Leading editors and contributors to the black press, like Frederick Douglass, Ida B. Wells, W.E.B. Du Bois and Langston Hughes, advocated against slavery, Jim Crow laws, lynching, and later on, segregation. For 126 years, black journalists like Zora Neale Hurston documented the joys and tribulations of black families, friends and neighbors living in Central Florida and beyond, capturing the humanity often ignored by mainstream publications that often used slurs and derision to describe black people. Local African-American newspapers provided a forum for discussion of the social, political and economic interests of the black community while also acting as a catalyst for progress in Orlando and nearby cities.

Headlines of today may differ, and mainstream newsrooms may be more diverse than ever, which may lead some to think there's no need for publications that cater solely to African-Americans.
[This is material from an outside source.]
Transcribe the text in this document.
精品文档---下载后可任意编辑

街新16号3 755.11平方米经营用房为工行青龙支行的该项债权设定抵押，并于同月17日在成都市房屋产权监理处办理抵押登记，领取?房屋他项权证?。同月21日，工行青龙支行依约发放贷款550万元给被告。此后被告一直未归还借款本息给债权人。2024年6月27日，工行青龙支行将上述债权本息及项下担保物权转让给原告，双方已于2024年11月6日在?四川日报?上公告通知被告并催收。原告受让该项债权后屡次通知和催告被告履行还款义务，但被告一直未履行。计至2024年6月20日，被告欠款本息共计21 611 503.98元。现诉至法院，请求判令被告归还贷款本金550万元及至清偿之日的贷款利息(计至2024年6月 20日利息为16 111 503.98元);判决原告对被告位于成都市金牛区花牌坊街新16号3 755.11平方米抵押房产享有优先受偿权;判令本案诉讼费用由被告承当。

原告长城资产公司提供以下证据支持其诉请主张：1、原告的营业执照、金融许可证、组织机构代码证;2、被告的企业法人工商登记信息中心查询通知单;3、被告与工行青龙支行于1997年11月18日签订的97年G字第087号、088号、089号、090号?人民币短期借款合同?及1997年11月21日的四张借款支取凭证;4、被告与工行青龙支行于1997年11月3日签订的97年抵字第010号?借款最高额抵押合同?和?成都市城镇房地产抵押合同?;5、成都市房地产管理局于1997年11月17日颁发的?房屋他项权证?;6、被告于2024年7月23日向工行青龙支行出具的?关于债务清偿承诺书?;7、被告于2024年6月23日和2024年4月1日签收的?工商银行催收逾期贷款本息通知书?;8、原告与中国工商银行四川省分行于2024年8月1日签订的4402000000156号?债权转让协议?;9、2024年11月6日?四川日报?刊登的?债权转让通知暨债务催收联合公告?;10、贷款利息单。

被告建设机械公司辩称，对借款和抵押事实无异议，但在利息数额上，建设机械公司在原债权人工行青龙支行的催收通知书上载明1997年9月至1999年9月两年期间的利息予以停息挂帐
Although the media market is constantly changing, and it can be a struggle for publishers to keep newspapers alive, there are still a handful of black newspapers operating in the Orlando area.

With smaller staffs and fewer advertising dollars, Central Florida's black press delivers news for African-Americans beyond the "pathologies and exceptions," as The Philadelphia Tribune managing editor Irv Randolph calls it, for a more complete and nuanced picture of everyday life in black communities. In other words, African-American communities still need the kind of voice that only the black press offers.